Sunday, September 10, 2023 8:15:09 PM

Post# of 794618
WSJ today: "Add to the mix government-sponsored enterprises Fannie Mae and Freddie Mac, which have fueled the housing boom by making it easier for borrowers who can't afford to repay their student loans to take out bigger mortgages.

Here's out it works: Mortgage lenders have typically preferred that buyers have a total debt-to-income ratio less than 36%—meaning that monthly debt payments shouldn't exceed 36% of one's income. As housing prices climbed, however, Fannie and Freddie allowed home buyers with higher debt-to-income ratios to qualify for government guarantees.

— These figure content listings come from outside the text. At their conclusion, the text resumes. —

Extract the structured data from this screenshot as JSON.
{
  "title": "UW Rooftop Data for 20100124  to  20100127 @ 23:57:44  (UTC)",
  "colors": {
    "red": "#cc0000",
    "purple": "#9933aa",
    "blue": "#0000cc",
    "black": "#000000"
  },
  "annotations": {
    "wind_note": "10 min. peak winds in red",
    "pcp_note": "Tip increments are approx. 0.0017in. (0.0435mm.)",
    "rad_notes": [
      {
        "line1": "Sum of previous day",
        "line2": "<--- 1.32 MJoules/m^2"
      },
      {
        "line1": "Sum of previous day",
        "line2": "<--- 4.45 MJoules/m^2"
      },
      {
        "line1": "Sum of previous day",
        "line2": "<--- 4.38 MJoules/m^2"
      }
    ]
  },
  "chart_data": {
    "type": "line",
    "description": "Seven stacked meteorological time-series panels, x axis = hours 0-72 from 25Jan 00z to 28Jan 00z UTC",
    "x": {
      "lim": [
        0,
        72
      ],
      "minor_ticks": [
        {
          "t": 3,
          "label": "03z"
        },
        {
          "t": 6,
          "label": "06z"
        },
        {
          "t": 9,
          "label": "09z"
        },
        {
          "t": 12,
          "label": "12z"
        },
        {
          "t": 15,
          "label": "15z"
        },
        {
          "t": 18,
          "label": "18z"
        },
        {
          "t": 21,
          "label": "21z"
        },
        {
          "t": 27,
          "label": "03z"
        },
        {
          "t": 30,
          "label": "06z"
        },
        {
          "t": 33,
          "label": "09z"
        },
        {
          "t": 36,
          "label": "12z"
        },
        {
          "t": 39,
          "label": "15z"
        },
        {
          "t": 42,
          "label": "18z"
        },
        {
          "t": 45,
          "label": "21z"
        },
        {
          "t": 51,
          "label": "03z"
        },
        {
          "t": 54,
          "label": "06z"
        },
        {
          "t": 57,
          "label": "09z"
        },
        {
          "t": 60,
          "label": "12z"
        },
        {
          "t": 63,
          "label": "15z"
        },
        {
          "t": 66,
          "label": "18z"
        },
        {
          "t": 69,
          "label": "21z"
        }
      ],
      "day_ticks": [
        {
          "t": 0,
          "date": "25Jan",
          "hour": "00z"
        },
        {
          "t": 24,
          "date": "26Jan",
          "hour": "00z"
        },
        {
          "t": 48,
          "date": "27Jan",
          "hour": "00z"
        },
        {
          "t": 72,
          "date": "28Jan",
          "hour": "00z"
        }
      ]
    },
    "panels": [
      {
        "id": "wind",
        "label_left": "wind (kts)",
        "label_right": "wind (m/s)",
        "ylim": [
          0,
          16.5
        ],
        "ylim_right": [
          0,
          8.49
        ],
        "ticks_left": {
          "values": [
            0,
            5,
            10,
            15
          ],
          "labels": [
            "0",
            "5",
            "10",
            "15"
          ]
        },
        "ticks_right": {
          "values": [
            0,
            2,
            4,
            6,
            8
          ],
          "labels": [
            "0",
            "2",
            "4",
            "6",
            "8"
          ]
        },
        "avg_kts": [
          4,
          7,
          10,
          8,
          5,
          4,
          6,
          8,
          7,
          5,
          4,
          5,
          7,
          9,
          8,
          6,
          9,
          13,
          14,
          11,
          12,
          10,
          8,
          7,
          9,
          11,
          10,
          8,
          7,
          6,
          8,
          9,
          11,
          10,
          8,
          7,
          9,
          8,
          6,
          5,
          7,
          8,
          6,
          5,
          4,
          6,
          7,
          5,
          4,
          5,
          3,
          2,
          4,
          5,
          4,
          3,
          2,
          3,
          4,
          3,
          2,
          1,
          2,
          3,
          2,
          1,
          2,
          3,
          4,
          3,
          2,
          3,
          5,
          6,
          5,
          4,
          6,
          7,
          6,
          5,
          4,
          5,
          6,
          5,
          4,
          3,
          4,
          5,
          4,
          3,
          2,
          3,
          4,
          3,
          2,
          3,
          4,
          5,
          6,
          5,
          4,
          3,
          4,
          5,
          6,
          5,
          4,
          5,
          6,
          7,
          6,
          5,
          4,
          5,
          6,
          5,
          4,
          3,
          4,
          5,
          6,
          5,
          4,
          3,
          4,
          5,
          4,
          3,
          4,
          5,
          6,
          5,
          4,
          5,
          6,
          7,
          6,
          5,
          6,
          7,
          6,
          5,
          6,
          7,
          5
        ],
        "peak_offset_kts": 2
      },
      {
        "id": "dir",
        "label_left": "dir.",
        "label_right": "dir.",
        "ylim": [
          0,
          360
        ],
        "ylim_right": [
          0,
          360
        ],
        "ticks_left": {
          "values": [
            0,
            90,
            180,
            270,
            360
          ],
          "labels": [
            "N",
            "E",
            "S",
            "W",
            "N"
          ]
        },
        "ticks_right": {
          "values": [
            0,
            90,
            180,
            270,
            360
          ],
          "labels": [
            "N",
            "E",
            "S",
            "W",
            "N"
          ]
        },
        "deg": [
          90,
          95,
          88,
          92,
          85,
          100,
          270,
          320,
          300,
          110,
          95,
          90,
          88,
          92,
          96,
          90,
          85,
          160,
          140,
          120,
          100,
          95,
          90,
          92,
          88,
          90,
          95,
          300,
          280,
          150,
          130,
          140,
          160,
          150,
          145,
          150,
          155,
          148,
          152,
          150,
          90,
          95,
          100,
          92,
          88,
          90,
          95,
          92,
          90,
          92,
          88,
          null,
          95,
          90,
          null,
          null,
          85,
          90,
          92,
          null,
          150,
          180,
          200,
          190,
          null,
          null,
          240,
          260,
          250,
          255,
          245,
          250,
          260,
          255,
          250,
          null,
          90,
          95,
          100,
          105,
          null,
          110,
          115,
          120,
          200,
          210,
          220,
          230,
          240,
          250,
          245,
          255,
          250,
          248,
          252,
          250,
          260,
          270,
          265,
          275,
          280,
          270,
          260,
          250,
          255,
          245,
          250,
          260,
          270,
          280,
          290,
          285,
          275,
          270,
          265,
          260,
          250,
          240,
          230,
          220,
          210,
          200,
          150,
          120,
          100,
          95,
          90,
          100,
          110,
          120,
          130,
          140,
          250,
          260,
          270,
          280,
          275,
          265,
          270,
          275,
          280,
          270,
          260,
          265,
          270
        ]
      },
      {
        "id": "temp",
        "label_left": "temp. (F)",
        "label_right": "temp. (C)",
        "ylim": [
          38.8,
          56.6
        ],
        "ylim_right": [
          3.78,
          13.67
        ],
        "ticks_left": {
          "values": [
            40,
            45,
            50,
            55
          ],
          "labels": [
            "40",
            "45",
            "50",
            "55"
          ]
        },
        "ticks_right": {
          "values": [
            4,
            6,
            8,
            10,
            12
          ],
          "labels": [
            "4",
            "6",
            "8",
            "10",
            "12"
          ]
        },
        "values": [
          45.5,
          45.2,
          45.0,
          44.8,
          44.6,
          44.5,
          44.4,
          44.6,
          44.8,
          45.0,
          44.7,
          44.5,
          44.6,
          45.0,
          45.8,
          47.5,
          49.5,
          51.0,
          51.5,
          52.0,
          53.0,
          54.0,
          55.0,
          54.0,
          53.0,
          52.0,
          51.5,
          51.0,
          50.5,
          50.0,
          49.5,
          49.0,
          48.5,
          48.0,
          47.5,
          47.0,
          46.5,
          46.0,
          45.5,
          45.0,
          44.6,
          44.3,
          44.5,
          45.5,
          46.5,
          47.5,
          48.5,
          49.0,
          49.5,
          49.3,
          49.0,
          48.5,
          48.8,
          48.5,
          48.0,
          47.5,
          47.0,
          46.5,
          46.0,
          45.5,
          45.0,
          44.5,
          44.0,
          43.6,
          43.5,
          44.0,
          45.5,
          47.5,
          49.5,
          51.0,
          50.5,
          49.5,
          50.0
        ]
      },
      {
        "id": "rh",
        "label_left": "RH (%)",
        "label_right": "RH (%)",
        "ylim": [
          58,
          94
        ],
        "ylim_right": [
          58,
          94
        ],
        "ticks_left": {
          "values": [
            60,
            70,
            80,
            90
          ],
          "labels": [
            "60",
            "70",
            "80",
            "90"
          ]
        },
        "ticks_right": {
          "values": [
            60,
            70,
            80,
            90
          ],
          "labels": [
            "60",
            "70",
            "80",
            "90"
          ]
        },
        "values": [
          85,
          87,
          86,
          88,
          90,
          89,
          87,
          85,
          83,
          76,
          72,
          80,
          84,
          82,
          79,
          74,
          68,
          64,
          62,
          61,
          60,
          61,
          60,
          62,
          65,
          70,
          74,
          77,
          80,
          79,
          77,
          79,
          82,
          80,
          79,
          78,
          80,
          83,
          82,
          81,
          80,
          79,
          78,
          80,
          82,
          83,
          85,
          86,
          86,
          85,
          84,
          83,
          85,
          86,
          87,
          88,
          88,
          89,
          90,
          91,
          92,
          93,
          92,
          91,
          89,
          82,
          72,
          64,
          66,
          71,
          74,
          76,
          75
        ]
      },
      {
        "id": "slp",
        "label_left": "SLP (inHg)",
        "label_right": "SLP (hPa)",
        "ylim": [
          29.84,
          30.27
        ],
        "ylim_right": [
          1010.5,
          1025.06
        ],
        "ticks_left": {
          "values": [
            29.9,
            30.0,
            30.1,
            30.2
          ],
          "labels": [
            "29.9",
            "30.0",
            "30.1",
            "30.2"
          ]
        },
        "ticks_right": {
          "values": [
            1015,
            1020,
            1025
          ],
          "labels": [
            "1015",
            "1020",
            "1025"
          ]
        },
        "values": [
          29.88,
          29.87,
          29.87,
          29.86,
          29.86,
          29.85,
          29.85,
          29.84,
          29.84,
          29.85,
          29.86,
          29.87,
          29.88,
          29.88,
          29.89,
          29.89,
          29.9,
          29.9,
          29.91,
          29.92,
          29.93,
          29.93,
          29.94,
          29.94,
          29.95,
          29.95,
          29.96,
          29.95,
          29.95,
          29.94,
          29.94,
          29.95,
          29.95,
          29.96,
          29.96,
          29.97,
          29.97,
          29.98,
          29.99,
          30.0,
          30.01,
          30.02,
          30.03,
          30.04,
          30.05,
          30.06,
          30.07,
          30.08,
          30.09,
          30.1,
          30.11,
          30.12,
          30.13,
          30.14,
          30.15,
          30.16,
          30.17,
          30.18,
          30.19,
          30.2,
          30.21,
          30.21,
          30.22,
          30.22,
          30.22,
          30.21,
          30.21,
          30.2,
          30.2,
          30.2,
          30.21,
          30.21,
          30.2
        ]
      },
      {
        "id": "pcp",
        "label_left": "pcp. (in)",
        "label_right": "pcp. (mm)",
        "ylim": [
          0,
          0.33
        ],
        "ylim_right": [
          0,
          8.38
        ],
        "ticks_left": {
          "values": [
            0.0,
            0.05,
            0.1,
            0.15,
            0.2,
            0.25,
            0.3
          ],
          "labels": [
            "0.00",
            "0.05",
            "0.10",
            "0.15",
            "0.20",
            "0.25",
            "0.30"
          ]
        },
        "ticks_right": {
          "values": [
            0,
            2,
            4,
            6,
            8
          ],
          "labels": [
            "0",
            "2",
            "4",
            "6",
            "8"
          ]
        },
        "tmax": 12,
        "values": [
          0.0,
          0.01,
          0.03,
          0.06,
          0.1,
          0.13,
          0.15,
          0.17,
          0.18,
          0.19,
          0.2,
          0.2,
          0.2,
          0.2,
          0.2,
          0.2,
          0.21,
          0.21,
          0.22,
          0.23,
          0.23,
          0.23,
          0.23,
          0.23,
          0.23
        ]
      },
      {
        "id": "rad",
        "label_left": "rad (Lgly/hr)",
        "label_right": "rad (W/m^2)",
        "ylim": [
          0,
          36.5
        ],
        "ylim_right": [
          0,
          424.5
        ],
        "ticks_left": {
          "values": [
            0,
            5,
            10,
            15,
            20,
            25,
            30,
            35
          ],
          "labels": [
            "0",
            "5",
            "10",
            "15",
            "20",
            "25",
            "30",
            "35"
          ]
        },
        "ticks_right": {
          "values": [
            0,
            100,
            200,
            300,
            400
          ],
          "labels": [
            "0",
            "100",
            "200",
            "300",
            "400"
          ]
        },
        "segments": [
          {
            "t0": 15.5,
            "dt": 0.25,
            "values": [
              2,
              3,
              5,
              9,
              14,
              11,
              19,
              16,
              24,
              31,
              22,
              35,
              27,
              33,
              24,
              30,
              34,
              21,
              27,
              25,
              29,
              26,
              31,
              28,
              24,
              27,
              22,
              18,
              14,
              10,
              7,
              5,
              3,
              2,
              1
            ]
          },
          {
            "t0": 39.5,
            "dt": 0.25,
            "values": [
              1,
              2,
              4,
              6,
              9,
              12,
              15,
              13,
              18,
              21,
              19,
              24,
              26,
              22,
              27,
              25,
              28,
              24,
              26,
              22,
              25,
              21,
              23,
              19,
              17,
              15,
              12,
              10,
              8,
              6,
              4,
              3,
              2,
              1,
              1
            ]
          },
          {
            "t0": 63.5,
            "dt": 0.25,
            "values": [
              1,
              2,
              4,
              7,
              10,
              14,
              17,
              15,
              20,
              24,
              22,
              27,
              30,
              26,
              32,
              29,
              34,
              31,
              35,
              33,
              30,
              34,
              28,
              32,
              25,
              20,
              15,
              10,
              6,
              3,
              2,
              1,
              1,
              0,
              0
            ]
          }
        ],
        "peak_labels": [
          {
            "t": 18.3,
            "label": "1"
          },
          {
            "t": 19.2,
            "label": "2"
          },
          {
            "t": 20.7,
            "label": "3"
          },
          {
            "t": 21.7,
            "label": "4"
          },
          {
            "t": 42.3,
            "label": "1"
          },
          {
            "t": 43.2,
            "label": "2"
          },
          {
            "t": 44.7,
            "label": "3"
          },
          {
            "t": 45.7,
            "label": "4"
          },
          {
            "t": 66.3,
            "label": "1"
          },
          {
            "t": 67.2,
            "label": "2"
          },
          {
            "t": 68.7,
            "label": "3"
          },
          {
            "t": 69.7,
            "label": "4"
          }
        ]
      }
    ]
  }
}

In the second quarter of this year, 26% of new mortgages backed by Freddie had debt-to-income ratios above 45%. Fannie now guarantees mortgages for buyers with debt-to-income ratios up to 50% . But here's the kicker: Fannie and Freddie exclude much student debt for borrowers in Obama income-based repayment plans. This has enabled many people who can't afford to pay their student loans to take out mortgages that are $100,000 to $200,000 larger.

Take a couple with two kids that earns $75,000 a year and has $100,000 of student-loan debt. Under a standard repayment plan, they would have to pay about $1,150 per month. Under the Obama plans they would have to pay only about $250. If they apply for a mortgage, only $250 would be counted toward their debt-to-income ratio.

This would enable them to qualify for mortgages with monthly payments $900 larger than they otherwise could if they were paying down their student loans in full. At today's interest rates, they would qualify for a roughly $120,000 larger mortgage.

It gets better: If borrowers don't earn enough to make their monthly student-loan payments, no sweat. Mortgage lenders can count their student-loan payment as zero—meaning they can take out even larger mortgages. What could go wrong? For taxpayers, who stand behind the mortgages and student debt, a lot.

At the same time, Fannie and Freddie have reduced the required down payments for lower-income borrowers to 3% from 20% for conventional mortgages. A freelance website designer "ready to buy a home of his own" but still in need of his parents as co-borrowers needn't worry, Freddie's website says. He can still qualify for a 3% down payment.

As the housing market has slowed, the nation's biggest mortgage lenders in recent months began to chip in 2% toward the 3% down payment. Home buyers thus have to scrounge up only a few thousand dollars to buy a new home. Such accommodative policies helped fuel the run-up in prices and are now helping prop them up.

Nonetheless, the median home price nationwide has fallen 13% from its peak last autumn. That means some recent home buyers with low-down-payment mortgages could already be underwater.

Conventional wisdom holds that home owners are in better shape than they were before the 2007-2008 housing meltdown. That may be true, but the combined effects of higher interest rates and inflation could soon start to bite homeowners harder.

Home-insurance premiums are soaring , 20% on average over the last year. If homeowners have to buy a new car because their old one breaks down, their auto-loan payments will spike. Auto-loan and credit-card delinquencies are now at their highest levels in more than a decade. Struggling homeowners may pay their mortgages first to avoid foreclosure, but something may eventually give, and it may not be in housing.

One thing that's certain is that taxpayers are now standing behind trillions of dollars in risky mortgages and student debt. The former may be saved from default only because borrowers aren't repaying the latter."